Other big cities have recognized the power of the ADA, and people in Chicago are attempting to make sure businesses there comply with the regulations as they do in New York City and other large urban areas, he said.
Steele said strong advocacy groups - like Access Living - also have made an impact, providing momentum for those with disabilities to gain the same access to Chicago establishments as those without disabilities.
Yet perhaps most prominently, the ADA allows attorneys representing clients demanding access improvements to also request attorneys fees, an award not readily available in most advocacy litigation.
“If not for that provision, we couldn’t file most of these suits,” said Steele, noting most of his clients couldn’t afford the lawsuits on their own.
However, some believe the provision attracts lawyers to engage in “drive-by” litigation, filing numerous suits with the belief that most parties will settle quickly to avoid expensive fees incurred from compliance measures, expert testimony and prolonged attorneys fees.
Steele balked at the assertion that the cases he brings might be labeled “frivolous,” though he did note that only a handful of the ADA suits he’s filed have gone to trial - the rest have been settled fairly quickly.
“It’s not some get-rich-quick scheme plan for lawyers,” he said. “This is by far the least profitable avenue of law that I can imagine doing.”
“[There are] a couple of instances where a business [has] tried to intimidate my client, [saying], ‘This is frivolous,’” Steele said. “I say, ‘Great! You want to fight and pay more of my fees?’
“(T)here’s just no plausible argument, in my opinion. We have photographs. We have evidence that you’re not in compliance.”
Marca Bristo, CEO and president of Access Living, said such lawsuits can raise awareness of discrimination against those with disabilities.
“From our perspective, people with disabilities have the right to have the Americans with Disabilities Act enforced,” she said.
“We fought to have the law on the books, and the establishments who haven’t come into compliance have the responsibility to do so.”
But she conceded they also can risk a backlash against even organized nonprofits fighting to protect civil rights.
“I am aware, and have been for some time, of the practice of ‘drive-by lawsuits,’” she said. “Sometimes, unscrupulous attorneys go out and find people and file lawsuits and settle for money.

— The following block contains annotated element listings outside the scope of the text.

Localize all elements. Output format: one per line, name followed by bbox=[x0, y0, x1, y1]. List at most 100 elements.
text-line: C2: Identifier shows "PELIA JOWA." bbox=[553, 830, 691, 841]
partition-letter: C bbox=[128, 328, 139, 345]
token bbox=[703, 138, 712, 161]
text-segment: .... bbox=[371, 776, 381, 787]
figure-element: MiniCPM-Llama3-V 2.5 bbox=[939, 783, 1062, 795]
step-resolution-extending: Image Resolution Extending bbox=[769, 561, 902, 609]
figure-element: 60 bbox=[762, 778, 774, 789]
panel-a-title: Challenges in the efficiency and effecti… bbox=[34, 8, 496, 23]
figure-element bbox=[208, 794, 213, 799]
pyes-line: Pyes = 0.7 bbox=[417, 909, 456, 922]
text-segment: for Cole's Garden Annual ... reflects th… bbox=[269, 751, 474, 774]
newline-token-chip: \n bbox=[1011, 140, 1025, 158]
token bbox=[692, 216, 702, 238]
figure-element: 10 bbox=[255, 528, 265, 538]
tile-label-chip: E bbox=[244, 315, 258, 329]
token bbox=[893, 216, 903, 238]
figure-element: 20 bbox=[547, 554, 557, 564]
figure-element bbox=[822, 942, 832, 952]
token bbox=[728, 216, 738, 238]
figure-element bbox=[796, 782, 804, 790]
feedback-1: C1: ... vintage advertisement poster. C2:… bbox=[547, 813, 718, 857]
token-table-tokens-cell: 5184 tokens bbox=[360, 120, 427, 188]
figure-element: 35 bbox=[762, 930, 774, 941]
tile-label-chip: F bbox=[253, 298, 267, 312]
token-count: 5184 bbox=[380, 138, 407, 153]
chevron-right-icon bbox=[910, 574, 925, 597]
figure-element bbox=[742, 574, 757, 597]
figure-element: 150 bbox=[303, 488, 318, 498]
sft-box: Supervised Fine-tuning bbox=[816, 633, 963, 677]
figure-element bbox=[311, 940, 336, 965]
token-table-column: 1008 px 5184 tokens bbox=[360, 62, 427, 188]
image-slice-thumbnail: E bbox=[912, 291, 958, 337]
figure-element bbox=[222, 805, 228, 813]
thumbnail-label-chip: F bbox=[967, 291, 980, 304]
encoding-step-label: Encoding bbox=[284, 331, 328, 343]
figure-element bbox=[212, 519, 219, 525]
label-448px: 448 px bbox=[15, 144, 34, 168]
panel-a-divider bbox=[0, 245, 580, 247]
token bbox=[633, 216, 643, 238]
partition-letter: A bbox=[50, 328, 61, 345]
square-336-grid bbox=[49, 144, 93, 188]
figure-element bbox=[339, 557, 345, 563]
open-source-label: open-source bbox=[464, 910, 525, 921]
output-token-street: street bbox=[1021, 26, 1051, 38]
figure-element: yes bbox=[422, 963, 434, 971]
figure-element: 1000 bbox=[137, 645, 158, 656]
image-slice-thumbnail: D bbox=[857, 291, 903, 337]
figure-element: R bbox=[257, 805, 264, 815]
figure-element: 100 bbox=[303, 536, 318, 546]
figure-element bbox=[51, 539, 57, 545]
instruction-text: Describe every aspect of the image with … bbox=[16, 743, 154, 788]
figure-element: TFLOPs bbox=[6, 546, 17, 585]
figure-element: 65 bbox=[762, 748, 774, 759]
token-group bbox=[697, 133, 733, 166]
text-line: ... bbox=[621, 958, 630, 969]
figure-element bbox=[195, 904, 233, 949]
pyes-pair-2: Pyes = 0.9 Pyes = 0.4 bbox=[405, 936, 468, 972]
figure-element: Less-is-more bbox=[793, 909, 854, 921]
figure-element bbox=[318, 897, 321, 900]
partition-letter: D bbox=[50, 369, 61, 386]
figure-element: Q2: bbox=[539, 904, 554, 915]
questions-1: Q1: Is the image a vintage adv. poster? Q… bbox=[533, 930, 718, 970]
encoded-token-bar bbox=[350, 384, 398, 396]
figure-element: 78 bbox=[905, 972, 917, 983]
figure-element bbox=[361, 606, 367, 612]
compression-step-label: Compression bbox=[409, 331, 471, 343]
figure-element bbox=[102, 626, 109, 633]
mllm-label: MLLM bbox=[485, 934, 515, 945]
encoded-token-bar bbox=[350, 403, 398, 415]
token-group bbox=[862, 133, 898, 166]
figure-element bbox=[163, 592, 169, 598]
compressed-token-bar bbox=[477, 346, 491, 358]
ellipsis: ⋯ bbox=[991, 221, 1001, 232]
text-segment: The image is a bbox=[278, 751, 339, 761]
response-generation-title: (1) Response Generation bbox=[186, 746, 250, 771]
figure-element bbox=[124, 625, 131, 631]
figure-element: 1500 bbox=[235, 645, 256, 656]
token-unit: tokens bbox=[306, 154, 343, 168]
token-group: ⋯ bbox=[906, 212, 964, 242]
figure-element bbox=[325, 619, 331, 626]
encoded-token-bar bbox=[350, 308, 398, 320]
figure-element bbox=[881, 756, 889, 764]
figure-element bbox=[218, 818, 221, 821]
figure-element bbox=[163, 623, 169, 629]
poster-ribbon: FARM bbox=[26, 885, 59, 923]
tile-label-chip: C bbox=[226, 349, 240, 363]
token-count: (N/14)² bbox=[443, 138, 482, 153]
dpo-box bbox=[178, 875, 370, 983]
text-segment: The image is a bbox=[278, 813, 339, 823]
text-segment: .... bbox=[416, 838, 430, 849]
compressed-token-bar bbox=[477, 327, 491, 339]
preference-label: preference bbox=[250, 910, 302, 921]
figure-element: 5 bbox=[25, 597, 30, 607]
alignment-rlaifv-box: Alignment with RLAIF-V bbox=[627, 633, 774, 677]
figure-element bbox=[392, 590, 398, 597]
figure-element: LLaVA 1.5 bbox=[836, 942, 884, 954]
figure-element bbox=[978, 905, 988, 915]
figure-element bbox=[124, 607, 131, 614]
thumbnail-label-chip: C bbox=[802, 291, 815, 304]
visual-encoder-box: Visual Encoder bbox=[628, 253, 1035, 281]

Those we strongly and vehemently object to.”
Regardless of intent, Bill Pokorny, a partner at the Chicago law firm of Franczek Radelet who represents national hotel and restaurant chains, said the numbers show ADA litigation is here to stay. That’s why the law firm published an article last year advising clients to be proactive in ADA compliance.
But Pokorny said business owners should also keep in mind that, with hundreds of thousands of businesses in the Chicago area, it’s not likely that a small business owner will face ADA litigation.
“Even with a good chunk of these lawsuits being filed, the odds of any individual business facing a lawsuit is fairly low,” Pokorny said.
“We’re talking, at most, tens of lawsuits by any given tester or law firm. So, certainly, for the ones who are unlucky enough to be sued, it’s a headache and an expense.
“For others, what it really does is emphasize the need to pay attention to the ADA and make sure that they’re in compliance. Not only is there the risk of liability, but in most cases, it really is the right thing to do so everyone can enjoy their services and accommodations.”